2 Ways How Fly Fishing + Golf Are The Same
When trying to answer questions about fly rods to customers, I am always trying to find better and more detailed ways of explaining the differences in rod "action." When someone asks what the variance between a fast and slow action rod are, one correlation that I try and draw from is golf. I find that a lot of fly fisherman are either current golfers or have swung a club at some point in their life. I was recently talking to my great new intern, Adam (who plays college golf), about the similarities with fly rods and golf clubs. Here are two striking similarities between the two and how bringing golf into the conversation can help explain fly fishing a little better...

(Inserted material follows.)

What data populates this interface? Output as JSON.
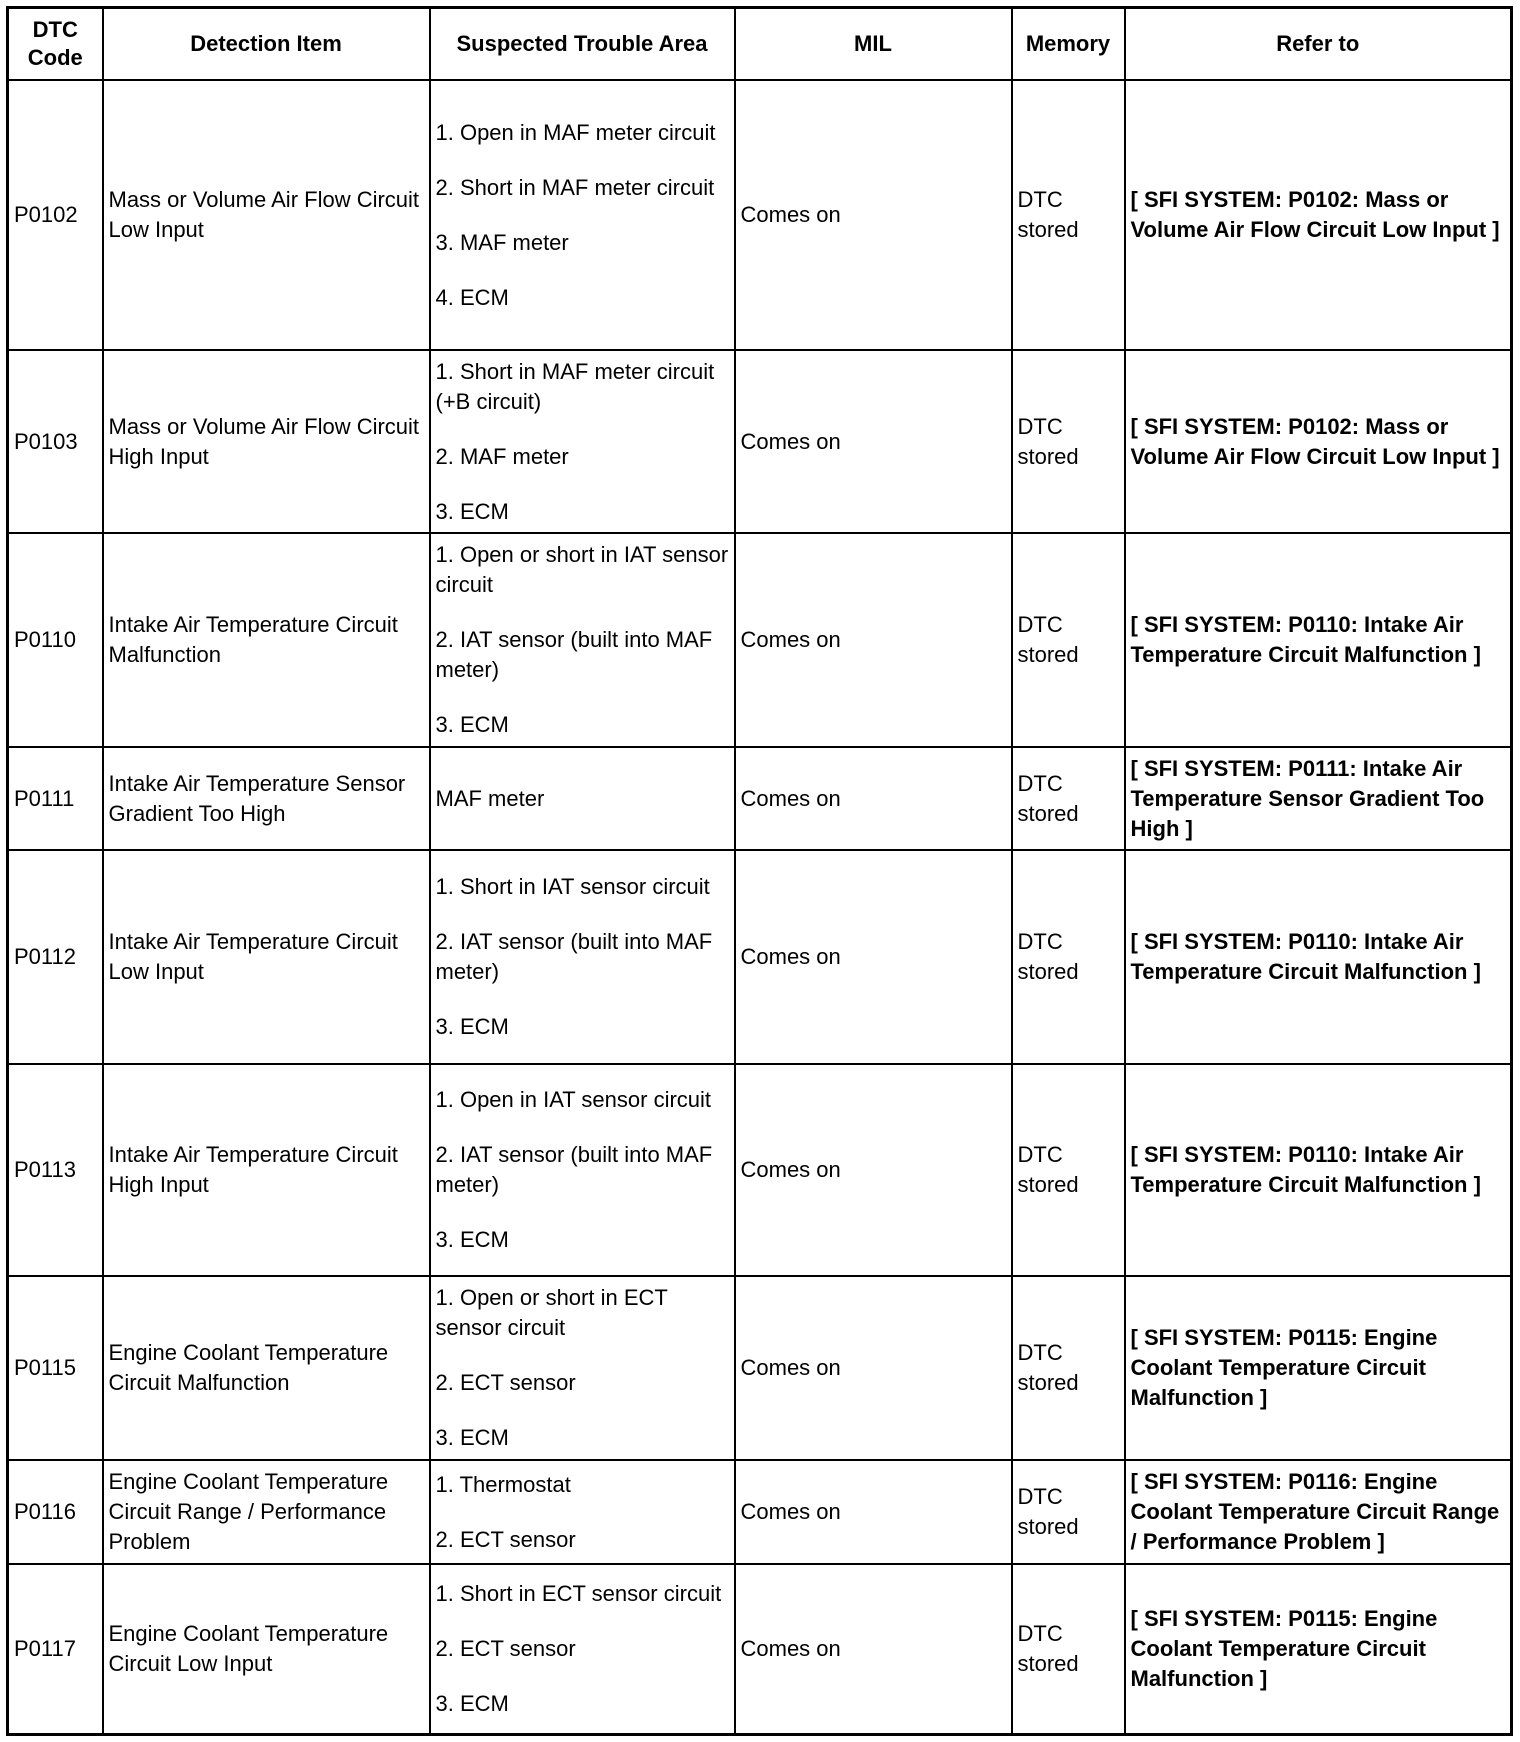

Just like in fly fishing, there are many available options for golf clubs when looking to buy. If a golfer knows that their club speed is on the lower side, they are going to get a shaft for that club that has more flex. This tends to be with the newer/younger golfers as well as older players. So for example: a senior who loves to play golf everyday wants to get a new driver - He is going to buy a club he knows he will be able to hit the best - Which in the golf world would be a "senior flex" shaft. The same principles apply in fly fishing. An angler who is just beginning, or a senior, does not produce the same amount of line speed as a more experienced angler does. A person like this would be looking at a slow action rod, or a "softer" rod. This will give them the line speed that their body cannot produce. A softer rod provides more room for error in a cast as well and can help with accuracy.

Fly Fishing - Golf


    In fly fishing, someone who is looking for a rod that goes further will classically want a rod which is longer. Longer rods provide the ability to cast further distances. The same ideas apply is golf, the longest club in a golfer’s bag is their driver. This club hits the furthest and is usually less accurate. On the flip side, an angler who is looking for a rod that is more accurate, they are going to get a rod that is much shorter. Shorter rods are generally more accurate but suffer at distance. In golf, the shortest club in a golfer’s bag is going to be a wedge. Their wedge is used for shorter shots with accuracy to get close to the pin.